In June 1942, during World War II, he was assigned as Engineer Officer and later as Executive Officer on board the 327-foot Cutter Spencer in the which he saw action in three grueling sea battles with enemy submarines in the North Atlantic. In one of these battles the Spencer sank the Nazi submarine U-225 in February 1943. Another was the Cutter's memorable attack and sinking of the U-179 in April 1943, from which forty prisoners were captured.
In August 1943, he was assigned to the outfitting detail on the heavy duty icebreaker Westwind which was being built at San Pedro, California, and became her Engineer Officer when she was commissioned the following year. Later he was instrumental in the lend lease program for delivering the Westwind and a sister icebreaker to the U.S.S.R. in 1945. Meanwhile from September 1944 to June 1945, he was Engineer Officer on board the troop transport USS General J.C. Breckenridge (AP-176) which operated out of Oakland, California.
During the following nine months, he was assigned inspection duties at the Defoe Shipbuilding Company in Bay City, Michigan, after which he served as Eighth Coast Guard District marine engineer in New Orleans from March 1946 to January 1949. For the next few months he performed inspection work on the Coast Guard heavy duty icebreaker Eastwind at the Newport News Shipbuilding and Dry Dock Company at Newport News, Virginia.

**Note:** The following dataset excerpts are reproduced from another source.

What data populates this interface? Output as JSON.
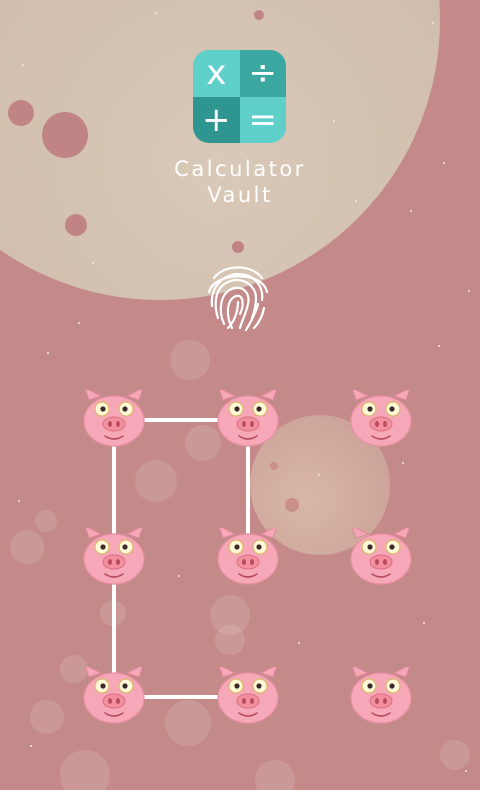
{
  "app": {
    "title_line1": "Calculator",
    "title_line2": "Vault",
    "icon_tiles": [
      {
        "symbol": "x",
        "color": "#5fcfc9"
      },
      {
        "symbol": "÷",
        "color": "#3aa7a1"
      },
      {
        "symbol": "+",
        "color": "#2e9590"
      },
      {
        "symbol": "=",
        "color": "#5fcfc9"
      }
    ]
  },
  "colors": {
    "background": "#c48a8a",
    "pattern_line": "#ffffff",
    "pig_face": "#f7a8b8"
  },
  "fingerprint": {
    "icon": "fingerprint-icon"
  },
  "pattern_lock": {
    "node_icon": "pig-face-icon",
    "rows": 3,
    "cols": 3,
    "selected_path": [
      5,
      2,
      1,
      4,
      7,
      8
    ]
  }
}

From August 1949 to May 1951, he served on board the 327-foot Cutter Ingham, based at Norfolk, Virginia, first as Executive Officer then as Commanding Officer. His next duty station was at the U.S. Coast Guard Yard, Curtis Bay, Maryland, where he first served as Commanding Officer of the Field Testing and Development Unit until May 1954, then as Production Officer of the Yard until June 1956. He then served a tour of duty as Chief, Engineering Division, of the Eleventh Coast Guard District, Long Beach, California, which was followed by a similar assignment in the Twelfth District, San Francisco, in June 1959.
In May 1961, he assumed the duty of Assistant Chief, Office of Engineering at Coast Guard Headquarters in Washington, D.C. He was designated Chief of Staff of the Eighth Coast Guard District, New Orleans, effective as of July 23, 1963. Appointed to the rank of Rear Admiral on June 19, 1964, he returned to Washington, D.C. and was assigned to duty as Chief, Office of Engineering, at Coast Guard Headquarters until his retirement on January 1, 1968. He was awarded the Legion of Merit for that last tour of duty. Rear Admiral Oren has more than 34 years of service to his credit.
Admiral Oren's World War II campaign service ribbon and medal decorations include the following: American Defense; American Area; European-African-Middle Eastern Area (3 battle stars); Asiatic-Pacific Area; WWII Victory.
His wife is the former Virginia P. of New London, Connecticut, and the niece of the late Rear Admiral F.C. Billard, USCG, former Commandant of the Coast Guard. The Oren's have one daughter, Virginia Joan, and one son, John Edward, a Coast Guard officer, Academy graduate of 1962.
Rear Admiral Oren holds memberships in the American Society of Naval Architects and Marine Engineers; American Society of Naval Engineers; and was Chairman of the Ship Structure Committee.